Arnaque au CPF : Plus de 83.000 euros détournés par un gérant d’auto-école de St-Joseph

Rédigé le 04/05/2024
Prisca Bigot

Entre 2020 et 2023, Pierre* a notamment proposé, monté des dossiers et bénéficié des crédits CPF en acceptant qu'ils soient utilisés par un tiers. Une pratique illégale pour laquelle il a été condamné.

L’offre de ce gérant d’auto-école s’adressait le plus souvent à des parents, titulaires d’un CPF (Compte Personnel de Formation), ayant un enfant en âge de passer le permis. L’un d’entre eux a d’ailleurs fait le signalement. Les gendarmes de Saint-Joseph en partenariat avec les agents de la DEETS ont mené l’enquête.

Pour se faire payer l’onéreux sésame malheureusement quasi obligatoire pour se déplacer dans notre île, Pierre assurait qu’il était possible de faire profiter à une autre personne l’argent accumulé tout au long de sa vie professionnelle. Le gérant proposait dans le même temps une remise à niveau en conduite en mobilisant les droits du CPF. Une manœuvre doublement frauduleuse. Si le CPF, peut permettre de financer le permis de conduire tout autant qu’un diplôme ou un bilan de compétence, il ne permet plus depuis 2021, rappellent les magistrats du tribunal correctionnel de Saint-Pierre, d’être mobilisé pour une remise à niveau. De plus, les crédits accumulés sur un CPF ne sont aucunement cessibles.

En remplaçant le Droit Individuel à la Formation (DIF) en 2015, le CPF qui a également pour objectif le financement public de nouvelles compétences aux actifs, a rapidement été détourné. Qui n’a en effet jamais reçu d’appels, mails ou encore SMS malveillants au sujet de son CPF, rappelle Me Ludivine Bousseau, venue de Paris pour défendre les droits de la Caisse des Dépôts et Consignations, compétente pour la gestion et la sécurisation des fonds dédiés à la formation.

“Je ne me suis pas enrichi »

De nombreuses enquêtes sur les arnaques au CPF sont en effet toujours en cours dans de nombreux secteurs d’activité malgré les tours de vis réglementaires opérés pour réduire les escroqueries à grande échelle. En plus de trois ans, Pierre a lui détourné plus de 83.000 euros de fonds de l’État.

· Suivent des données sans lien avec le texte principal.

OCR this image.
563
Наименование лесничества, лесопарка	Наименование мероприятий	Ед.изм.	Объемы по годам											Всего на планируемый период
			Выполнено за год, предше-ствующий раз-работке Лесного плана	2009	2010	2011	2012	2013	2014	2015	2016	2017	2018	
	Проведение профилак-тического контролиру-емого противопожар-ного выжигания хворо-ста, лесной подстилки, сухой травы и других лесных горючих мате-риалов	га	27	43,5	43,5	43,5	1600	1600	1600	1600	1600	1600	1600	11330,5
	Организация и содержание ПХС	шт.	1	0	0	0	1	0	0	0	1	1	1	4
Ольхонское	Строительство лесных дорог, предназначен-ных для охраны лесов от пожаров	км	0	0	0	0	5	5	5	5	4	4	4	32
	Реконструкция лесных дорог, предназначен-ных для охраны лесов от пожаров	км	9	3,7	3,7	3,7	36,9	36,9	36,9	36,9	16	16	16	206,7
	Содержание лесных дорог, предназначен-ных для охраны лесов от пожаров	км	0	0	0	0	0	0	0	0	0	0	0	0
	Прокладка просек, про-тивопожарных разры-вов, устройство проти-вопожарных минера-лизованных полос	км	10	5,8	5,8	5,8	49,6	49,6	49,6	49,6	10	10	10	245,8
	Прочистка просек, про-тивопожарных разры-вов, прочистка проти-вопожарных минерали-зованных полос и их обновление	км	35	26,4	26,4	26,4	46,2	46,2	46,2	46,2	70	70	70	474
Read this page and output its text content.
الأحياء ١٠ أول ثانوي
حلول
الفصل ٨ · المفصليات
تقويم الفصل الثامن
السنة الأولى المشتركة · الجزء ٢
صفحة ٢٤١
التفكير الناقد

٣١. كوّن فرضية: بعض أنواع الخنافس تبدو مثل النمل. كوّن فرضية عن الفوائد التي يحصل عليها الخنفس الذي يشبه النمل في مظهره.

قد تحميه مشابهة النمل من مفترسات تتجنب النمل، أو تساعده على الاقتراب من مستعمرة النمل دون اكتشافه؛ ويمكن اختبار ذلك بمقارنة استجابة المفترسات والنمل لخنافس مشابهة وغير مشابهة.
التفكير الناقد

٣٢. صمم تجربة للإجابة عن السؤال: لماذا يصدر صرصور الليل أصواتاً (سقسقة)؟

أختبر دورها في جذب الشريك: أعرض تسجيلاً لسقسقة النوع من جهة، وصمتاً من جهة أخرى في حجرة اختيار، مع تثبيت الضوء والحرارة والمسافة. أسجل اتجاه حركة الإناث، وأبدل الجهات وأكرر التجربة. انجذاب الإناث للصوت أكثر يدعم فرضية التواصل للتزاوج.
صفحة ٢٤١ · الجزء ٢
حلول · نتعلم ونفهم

Outre le financement des permis par un tiers et les remises à niveau fallacieuses, il est reproché à Pierre la pratique commerciale trompeuse puisque le gérant n’hésitait pas à indiquer sur ses réseaux sociaux accepter les crédits CPF. Pour le procureur, l’escroquerie ne s’est pas seulement faite au détriment de l’État mais aussi au détriment du marché par « une distorsion de la concurrence » vis-à-vis des autres auto-écoles, tance-t-il.

Finalement arrivé très en retard à son procès, Pierre a continué d’affirmer que les clients avaient été informés du caractère personnel du CPF et qu’il a su tardivement que la remise à niveau n’était plus éligible. “Je ne me suis pas enrichi. La preuve, l’auto-école a fermé. J’ai même renfloué la boite avec mon argent personnel”, livre en conclusion Pierre.

Il n’a pas convaincu. Celui qui s’est reconverti dans la sécurité privée, écope de 6 mois de prison avec sursis, assortis de l’interdiction de gérer durant 5 ans. Il devra également rembourser la CDC à hauteur des sommes détournées, sans compter les frais d’avocat.